Ainsi, dire « oui » à Dieu dans la vie religieuse ne se réduit pas à accepter son amour électif, surabondant, rédempteur, mais répond aussi à la grande vocation de l’humanité appelée à sa perfection d’image ressemblante de Dieu. La vie religieuse résume en quelque sorte et fait porter à son sommet l’appel que Dieu adresse à toutes ses créatures animées et inanimées, invitées à devenir « telles qu’il les a voulues en les créant ». L’humanité et le cosmos tout entier disent à Dieu : « Fais de nous ce pour quoi tu nous as créés ». Les éléments naturels et les animaux réalisent automatiquement cette vocation ; seul, l’homme, dans sa liberté, peut dire « non ». C’est pourquoi les choses et les animaux sont souvent plus obéissants que l’homme : « L’âne et le bœuf reconnaissent la main de leur Seigneur, mais toi, Israël, tu ne m’as pas reconnu » (Is 1,3). Les hommes sont moins obéissants mais, s’ils le sont, c’est « à la joie de Dieu », parce qu’ils l’ont choisi librement. Nous sommes ainsi appelés à une perfection qui reproduit en miniature – donc de manière plus colorée, plus vive – ce que le monde entier est à la face de Dieu.

La perfection à laquelle Dieu nous appelle comporte deux volets : elle est renoncement à un programme de vie qui pourrait être caractérisé par le mot « avoir », pour choisir un programme caractérisé par le mot « être ». Religieuses et religieux choisissent la primauté de l’« être » sur l’« avoir », car « être » est toujours beaucoup plus fort qu’« avoir ». C’est là un des thèmes constants des discours et des écrits du Pape, qui précise : « Une telle compréhension des paroles du Christ constitue comme une toile de fond plus large pour l’idéal de la pauvreté évangélique (...). En lisant les paroles du Christ à la lumière du principe de la supériorité de l’« être » sur l’« avoir », surtout si ce dernier est pris dans son sens matérialiste et utilitaire, nous atteignons presque les fondements anthropologiques de la vocation dans l’Évangile ». Cela signifie que, dans notre civilisation occidentale marquée par l’hédonisme et une consommation de plus en plus effrénée, le monde découvre son propre vide : saturé d’« avoir », l’homme moderne a mutilé son « être ». Ainsi, les personnes qui ont pris comme ligne de conduite le renoncement à l’« avoir » et la primauté de l’« être » forment les avant-postes de l’humanité. Le livre des Nombres raconte qu’arrivé avec le peuple d’Israël aux abords de la Terre Promise, Moïse y envoya des explorateurs. Ceux-ci revinrent avec un double message : le peuple ne pourra entrer dans le pays qu’avec l’aide de Dieu, car il est habité par des hommes redoutables ; par ailleurs cette terre se caractérise par l’abondance du lait, du miel et des raisins. Aujourd’hui, religieuses et religieux sont les nouveaux explorateurs qui précèdent le monde dans la Terre Promise et y découvrent que la véritable grandeur de l’homme ne réside pas dans ses richesses, mais appartient à l’ordre de l’« être ».

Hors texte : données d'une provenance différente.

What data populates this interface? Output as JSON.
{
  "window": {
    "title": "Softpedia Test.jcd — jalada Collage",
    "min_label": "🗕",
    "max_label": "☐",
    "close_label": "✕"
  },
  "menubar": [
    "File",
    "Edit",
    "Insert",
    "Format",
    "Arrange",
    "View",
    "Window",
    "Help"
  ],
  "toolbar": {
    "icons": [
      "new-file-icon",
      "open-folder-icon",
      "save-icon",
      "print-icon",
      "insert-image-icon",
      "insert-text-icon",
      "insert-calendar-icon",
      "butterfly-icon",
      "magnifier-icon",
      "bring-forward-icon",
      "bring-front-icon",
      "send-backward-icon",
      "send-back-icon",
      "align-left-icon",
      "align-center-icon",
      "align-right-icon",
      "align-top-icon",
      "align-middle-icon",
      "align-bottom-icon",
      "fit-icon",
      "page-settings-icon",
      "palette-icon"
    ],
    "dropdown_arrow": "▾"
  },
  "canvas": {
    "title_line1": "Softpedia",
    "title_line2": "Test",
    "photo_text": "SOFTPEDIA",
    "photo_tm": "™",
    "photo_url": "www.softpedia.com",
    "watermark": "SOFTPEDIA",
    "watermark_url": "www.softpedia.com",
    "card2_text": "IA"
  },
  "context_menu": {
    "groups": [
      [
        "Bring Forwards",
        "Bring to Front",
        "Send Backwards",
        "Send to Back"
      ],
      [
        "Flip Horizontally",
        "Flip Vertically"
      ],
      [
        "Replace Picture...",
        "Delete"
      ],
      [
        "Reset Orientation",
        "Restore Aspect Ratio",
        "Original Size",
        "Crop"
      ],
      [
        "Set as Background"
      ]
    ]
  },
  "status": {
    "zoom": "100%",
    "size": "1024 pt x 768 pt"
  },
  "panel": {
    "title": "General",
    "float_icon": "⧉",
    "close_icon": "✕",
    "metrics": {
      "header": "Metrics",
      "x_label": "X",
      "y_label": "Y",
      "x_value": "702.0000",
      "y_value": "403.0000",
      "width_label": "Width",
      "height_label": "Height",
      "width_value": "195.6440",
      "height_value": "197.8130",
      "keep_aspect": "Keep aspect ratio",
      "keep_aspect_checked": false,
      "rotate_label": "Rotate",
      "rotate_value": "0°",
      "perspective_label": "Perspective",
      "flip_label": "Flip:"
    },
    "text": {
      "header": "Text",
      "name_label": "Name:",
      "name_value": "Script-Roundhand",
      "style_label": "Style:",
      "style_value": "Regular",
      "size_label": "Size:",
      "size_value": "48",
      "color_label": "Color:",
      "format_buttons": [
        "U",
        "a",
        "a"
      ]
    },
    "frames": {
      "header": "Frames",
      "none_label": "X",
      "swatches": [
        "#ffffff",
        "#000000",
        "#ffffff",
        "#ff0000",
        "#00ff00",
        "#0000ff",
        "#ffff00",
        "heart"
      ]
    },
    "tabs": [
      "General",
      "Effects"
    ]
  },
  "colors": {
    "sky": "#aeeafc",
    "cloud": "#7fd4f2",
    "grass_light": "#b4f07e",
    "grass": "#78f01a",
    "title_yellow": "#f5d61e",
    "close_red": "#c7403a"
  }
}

Ainsi l’appel que vous accueillez en entrant dans la vie religieuse apporte à l’humanité un renouveau fondamental et indispensable. Les personnes qui – dans la mesure du possible, de notre liberté et de la grâce de Dieu – ont renoncé aux sécurités matérielles « du pays d’Égypte » pour vivre davantage de l’« être » renouvellent l’humanité jusqu’en ses racines. De notre humanité ne survivront ni les richesses matérielles, ni même les richesses culturelles, mais les « êtres ». En d’autres termes, les hommes qui, dès aujourd’hui, choisissent de privilégier l’« être » plutôt que l’« avoir » vivent déjà la fin des temps : c’est à eux que Jésus dit qu’« ils auront un trésor dans les cieux ».

La consécration religieuse

L’idée de « consécration » religieuse n’est pas à la mode et, surtout, elle est souvent mal comprise. La « consécration » n’est pas, comme certains l’imaginent, un texte à lire, mais plutôt un geste, une attitude du cœur. Surtout, il ne s’agit pas de « consacrer quelque chose à Dieu », de lui réserver un objet religieux, mais de se consacrer soi-même. Le religieux ou la religieuse ne consacre à Dieu ni son argent ni même ses richesses spirituelles et intellectuelles (dans l’ordre de l’« avoir »), mais se consacre lui-même (dans l’ordre de l’« être »).

« La profession religieuse ‘exprime avec plus de plénitude’ la consécration du baptême », déclare le Pape. Une telle phrase dit de la meilleure façon en quoi réside la vie religieuses. Celle-ci n’ajoute rien à la vocation de baptisé, mais elle l’approfondit jusqu’à la plénitude. C’est pourquoi la vie religieuse n’a pas de sacrement propre, comme l’ordination du prêtre ou le mariage : la consécration et la profession religieuses ne sont rien d’autre que le sacrement du baptême poussé jusqu’à la plénitude. C’est dans cette ligne d’approfondissement du baptême (et de la confirmation, qui le prolonge) que la vie religieuse doit être comprise.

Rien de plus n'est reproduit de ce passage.